First is the retail consumer of financial services – the ordinary person who can rightly expect the highest level of protection from us.
Next we have professionals. These may include non-financial services firms who use financial services for commercial purposes by, for example, managing their risk by smoothing the cost of raw materials using derivatives. But it also includes financial services firms dealing with one another who may have elected to ensure that a certain level of protection applies to their relationships with other firms.
And finally, we have the largest and most sophisticated financial services firms.

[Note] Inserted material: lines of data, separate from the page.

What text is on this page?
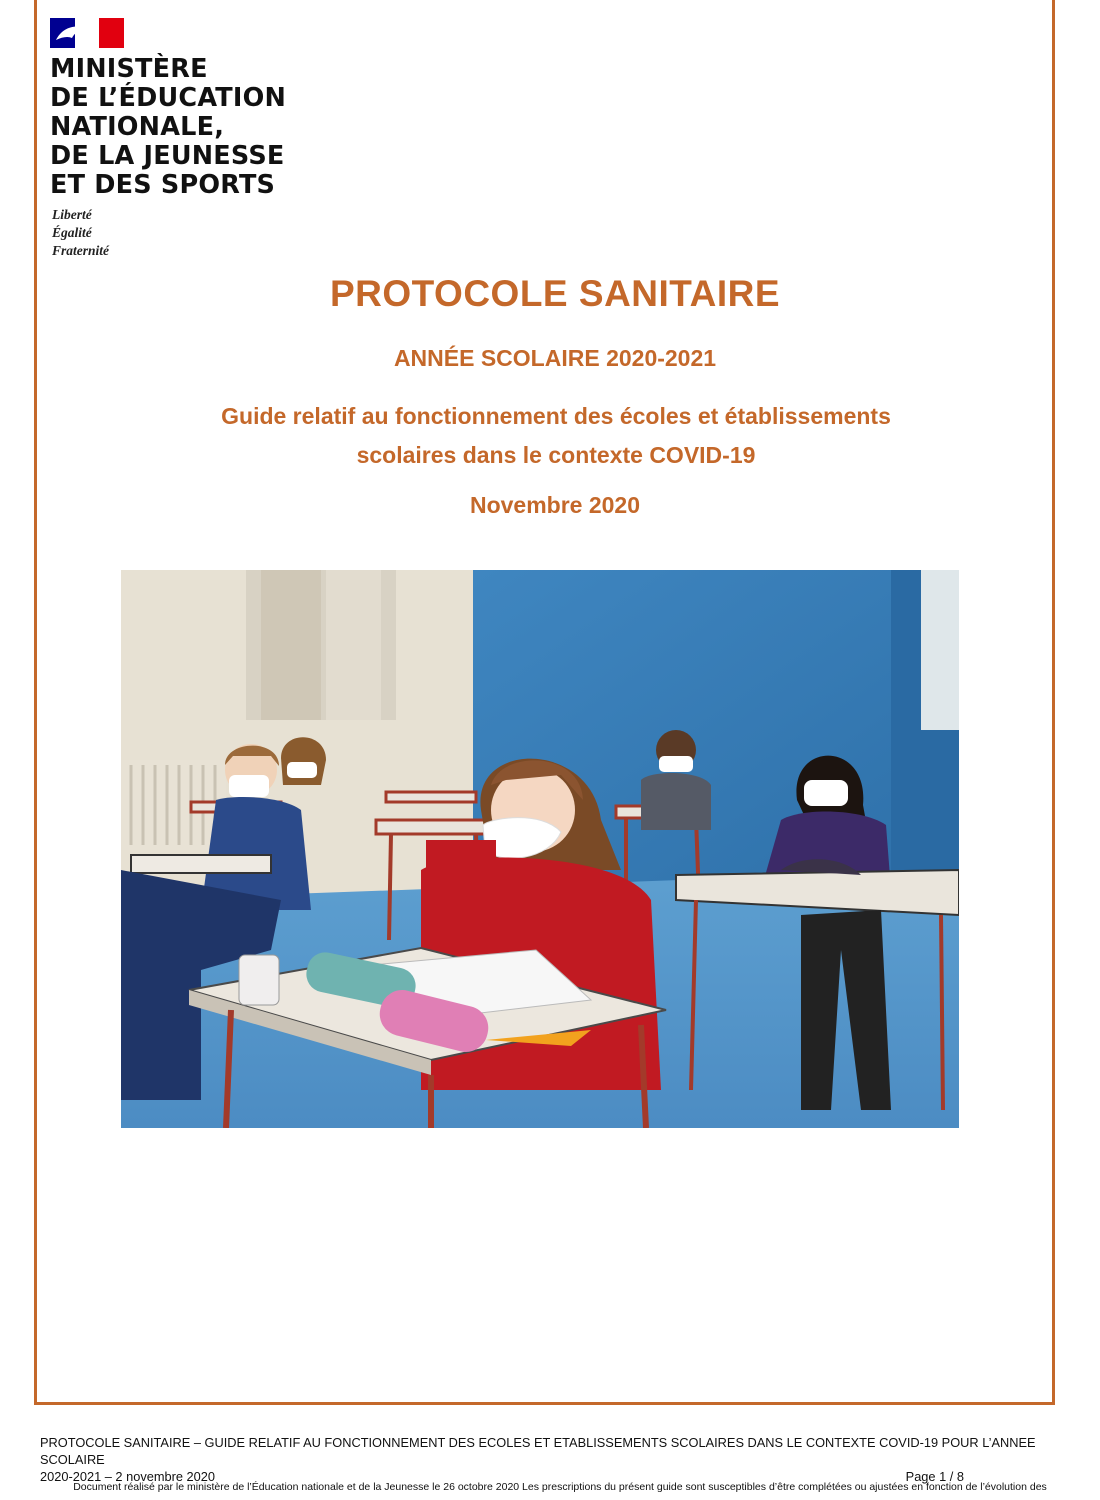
MINISTÈRE
DE L’ÉDUCATION
NATIONALE,
DE LA JEUNESSE
ET DES SPORTS
Liberté
Égalité
Fraternité
PROTOCOLE SANITAIRE
ANNÉE SCOLAIRE 2020-2021
Guide relatif au fonctionnement des écoles et établissements
scolaires dans le contexte COVID-19
Novembre 2020
PROTOCOLE SANITAIRE – GUIDE RELATIF AU FONCTIONNEMENT DES ECOLES ET ETABLISSEMENTS SCOLAIRES DANS LE CONTEXTE COVID-19 POUR L’ANNEE SCOLAIRE
2020-2021 – 2 novembre 2020	Page 1 / 8
Document réalisé par le ministère de l’Éducation nationale et de la Jeunesse le 26 octobre 2020 Les prescriptions du présent guide sont susceptibles d’être complétées ou ajustées en fonction de l’évolution des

They are not subject to many of the detailed conduct of business rules, but are still required to apply high-level standards – for example, by managing their conflicts of interest in dealing with others.

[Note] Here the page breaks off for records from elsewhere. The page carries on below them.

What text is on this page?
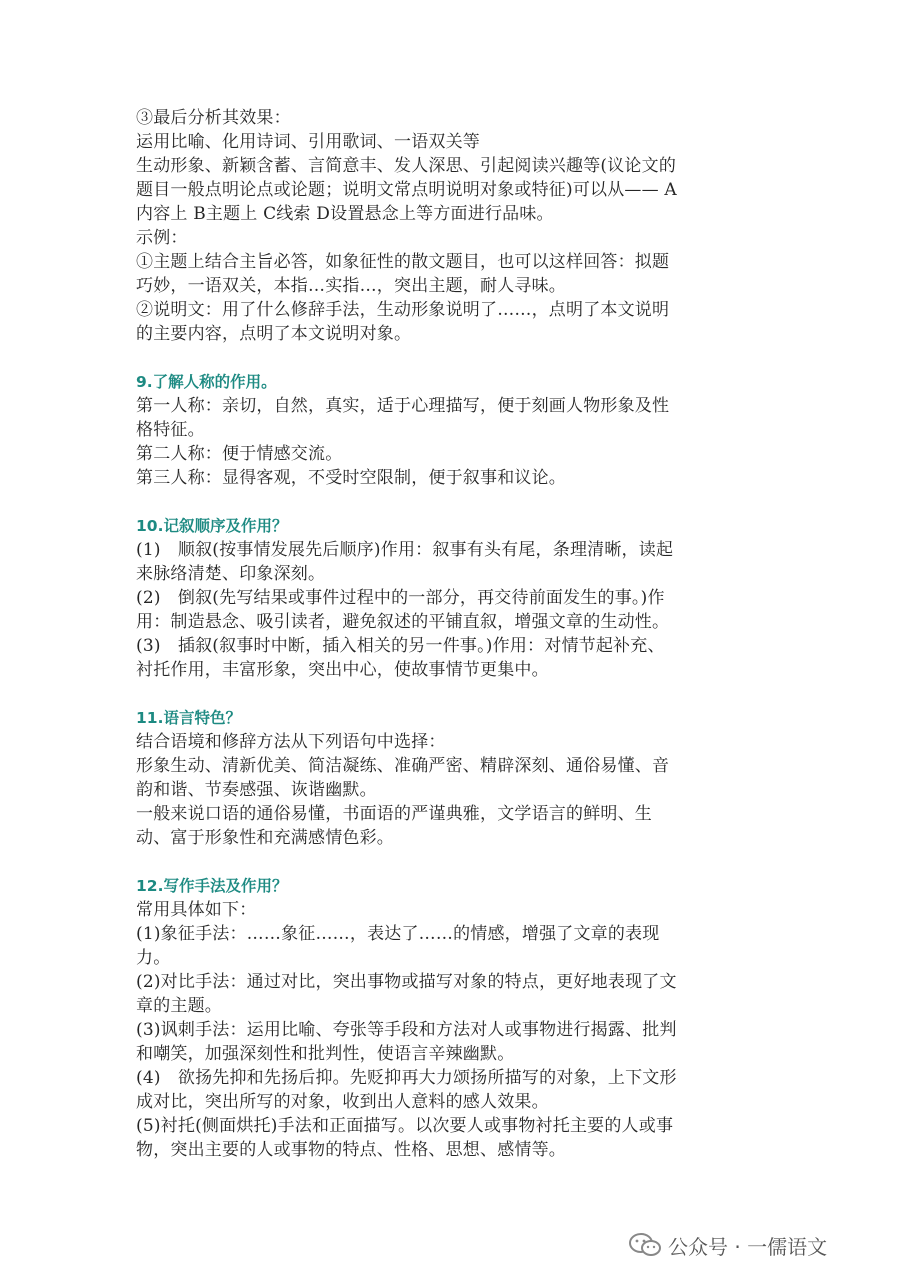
③最后分析其效果：
运用比喻、化用诗词、引用歌词、一语双关等
生动形象、新颖含蓄、言简意丰、发人深思、引起阅读兴趣等(议论文的
题目一般点明论点或论题；说明文常点明说明对象或特征)可以从—— A
内容上 B主题上 C线索 D设置悬念上等方面进行品味。
示例：
①主题上结合主旨必答，如象征性的散文题目，也可以这样回答：拟题
巧妙，一语双关，本指…实指…，突出主题，耐人寻味。
②说明文：用了什么修辞手法，生动形象说明了……，点明了本文说明
的主要内容，点明了本文说明对象。
9.了解人称的作用。
第一人称：亲切，自然，真实，适于心理描写，便于刻画人物形象及性
格特征。
第二人称：便于情感交流。
第三人称：显得客观，不受时空限制，便于叙事和议论。
10.记叙顺序及作用？
(1)　顺叙(按事情发展先后顺序)作用：叙事有头有尾，条理清晰，读起
来脉络清楚、印象深刻。
(2)　倒叙(先写结果或事件过程中的一部分，再交待前面发生的事。)作
用：制造悬念、吸引读者，避免叙述的平铺直叙，增强文章的生动性。
(3)　插叙(叙事时中断，插入相关的另一件事。)作用：对情节起补充、
衬托作用，丰富形象，突出中心，使故事情节更集中。
11.语言特色？
结合语境和修辞方法从下列语句中选择：
形象生动、清新优美、简洁凝练、准确严密、精辟深刻、通俗易懂、音
韵和谐、节奏感强、诙谐幽默。
一般来说口语的通俗易懂，书面语的严谨典雅，文学语言的鲜明、生
动、富于形象性和充满感情色彩。
12.写作手法及作用？
常用具体如下：
(1)象征手法：……象征……，表达了……的情感，增强了文章的表现
力。
(2)对比手法：通过对比，突出事物或描写对象的特点，更好地表现了文
章的主题。
(3)讽刺手法：运用比喻、夸张等手段和方法对人或事物进行揭露、批判
和嘲笑，加强深刻性和批判性，使语言辛辣幽默。
(4)　欲扬先抑和先扬后抑。先贬抑再大力颂扬所描写的对象，上下文形
成对比，突出所写的对象，收到出人意料的感人效果。
(5)衬托(侧面烘托)手法和正面描写。以次要人或事物衬托主要的人或事
物，突出主要的人或事物的特点、性格、思想、感情等。
公众号 · 一儒语文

The FCA will recognise these differences in expertise and the level of protection that should reasonably be applied as a result, based on existing rules. We are committed to this.
But in order to enhance trust and confidence in the integrity of financial markets we will be willing to intervene in a greater range of client relationships and will no longer accept that there are some categories of relationship in which we have no interest. To do this, our staff will have to display a new FCA way of doing things – a new culture, if you like. They will ask questions and gather data in specialist areas to try and identify the root cause of poor conduct, and will intervene earlier where they find it.

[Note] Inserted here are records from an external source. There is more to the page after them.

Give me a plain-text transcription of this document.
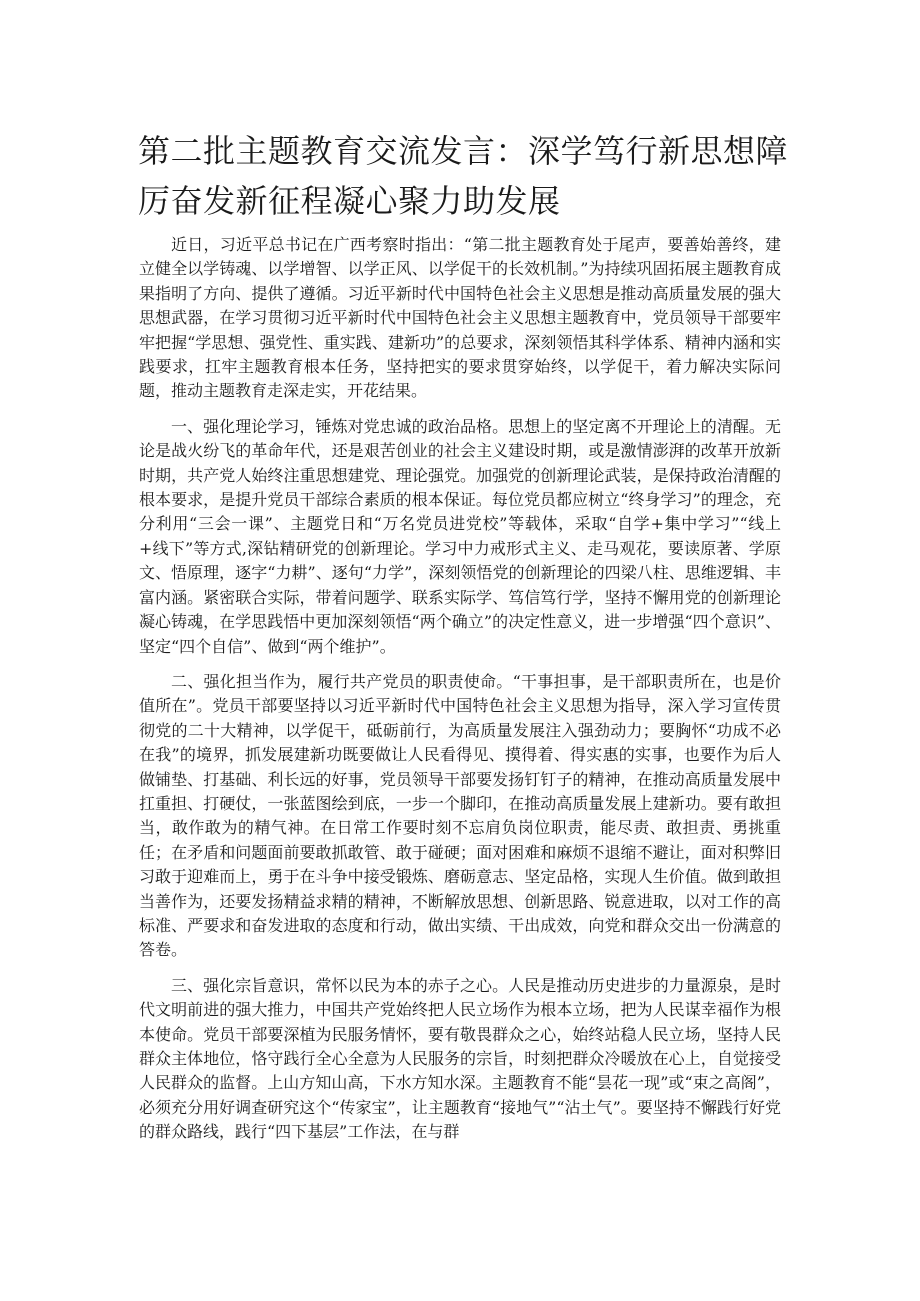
第二批主题教育交流发言：深学笃行新思想障厉奋发新征程凝心聚力助发展

近日，习近平总书记在广西考察时指出：“第二批主题教育处于尾声，要善始善终，建立健全以学铸魂、以学增智、以学正风、以学促干的长效机制。”为持续巩固拓展主题教育成果指明了方向、提供了遵循。习近平新时代中国特色社会主义思想是推动高质量发展的强大思想武器，在学习贯彻习近平新时代中国特色社会主义思想主题教育中，党员领导干部要牢牢把握“学思想、强党性、重实践、建新功”的总要求，深刻领悟其科学体系、精神内涵和实践要求，扛牢主题教育根本任务，坚持把实的要求贯穿始终，以学促干，着力解决实际问题，推动主题教育走深走实，开花结果。

一、强化理论学习，锤炼对党忠诚的政治品格。思想上的坚定离不开理论上的清醒。无论是战火纷飞的革命年代，还是艰苦创业的社会主义建设时期，或是激情澎湃的改革开放新时期，共产党人始终注重思想建党、理论强党。加强党的创新理论武装，是保持政治清醒的根本要求，是提升党员干部综合素质的根本保证。每位党员都应树立“终身学习”的理念，充分利用“三会一课”、主题党日和“万名党员进党校”等载体，采取“自学+集中学习”“线上+线下”等方式,深钻精研党的创新理论。学习中力戒形式主义、走马观花，要读原著、学原文、悟原理，逐字“力耕”、逐句“力学”，深刻领悟党的创新理论的四梁八柱、思维逻辑、丰富内涵。紧密联合实际，带着问题学、联系实际学、笃信笃行学，坚持不懈用党的创新理论凝心铸魂，在学思践悟中更加深刻领悟“两个确立”的决定性意义，进一步增强“四个意识”、坚定“四个自信”、做到“两个维护”。

二、强化担当作为，履行共产党员的职责使命。“干事担事，是干部职责所在，也是价值所在”。党员干部要坚持以习近平新时代中国特色社会主义思想为指导，深入学习宣传贯彻党的二十大精神，以学促干，砥砺前行，为高质量发展注入强劲动力；要胸怀“功成不必在我”的境界，抓发展建新功既要做让人民看得见、摸得着、得实惠的实事，也要作为后人做铺垫、打基础、利长远的好事，党员领导干部要发扬钉钉子的精神，在推动高质量发展中扛重担、打硬仗，一张蓝图绘到底，一步一个脚印，在推动高质量发展上建新功。要有敢担当，敢作敢为的精气神。在日常工作要时刻不忘肩负岗位职责，能尽责、敢担责、勇挑重任；在矛盾和问题面前要敢抓敢管、敢于碰硬；面对困难和麻烦不退缩不避让，面对积弊旧习敢于迎难而上，勇于在斗争中接受锻炼、磨砺意志、坚定品格，实现人生价值。做到敢担当善作为，还要发扬精益求精的精神，不断解放思想、创新思路、锐意进取，以对工作的高标准、严要求和奋发进取的态度和行动，做出实绩、干出成效，向党和群众交出一份满意的答卷。

三、强化宗旨意识，常怀以民为本的赤子之心。人民是推动历史进步的力量源泉，是时代文明前进的强大推力，中国共产党始终把人民立场作为根本立场，把为人民谋幸福作为根本使命。党员干部要深植为民服务情怀，要有敬畏群众之心，始终站稳人民立场，坚持人民群众主体地位，恪守践行全心全意为人民服务的宗旨，时刻把群众冷暖放在心上，自觉接受人民群众的监督。上山方知山高，下水方知水深。主题教育不能“昙花一现”或“束之高阁”，必须充分用好调查研究这个“传家宝”，让主题教育“接地气”“沾土气”。要坚持不懈践行好党的群众路线，践行“四下基层”工作法，在与群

Whenever we intervene earlier, we run the risk that there is something we do not yet know. That is the nature of the more judgement-based regulation that we want to move to. But if we are to achieve our objectives, we will often need to act early and decisively. We will demonstrate courage in our convictions, but be flexible enough to adapt our views if we learn something new. In short, you can expect the FCA to be a robust regulator of securities markets.
What this new approach means is that firms should expect to deal with the FCA in areas that regulators have not historically looked at. This may be in parts of securities markets where participants have traditionally believed the regulator will let them get on with it – either because they believe we are not interested, or because they believe they are big enough and sophisticated enough to look after themselves.
In securities markets, creating a level playing field is already part of the regulatory regime set by MiFID. But the FCA will focus on this more than before, both through our participation in the work to revise MiFID, and our application of the current provisions.
On listings, the previously separate objectives of the UKLA will form part of the overall goals of the FCA. We will continue to apply these proportionately so we can balance the UK’s internationally competitive position with having well-functioning markets.
And the FCA will gain new powers in relation to recognised investment exchanges, sponsors and primary information providers. Broadly speaking, these changes expand the current FSA powers for supervising and sanctioning investment firms to a wider set of market participants.
For recognised investment exchanges in particular we will seek to act more quickly. The legislation allows simplified procedures for directing or removing recognition, powers to require the appointment of skilled persons and the ability for the FCA to levy financial penalties and issue public censures.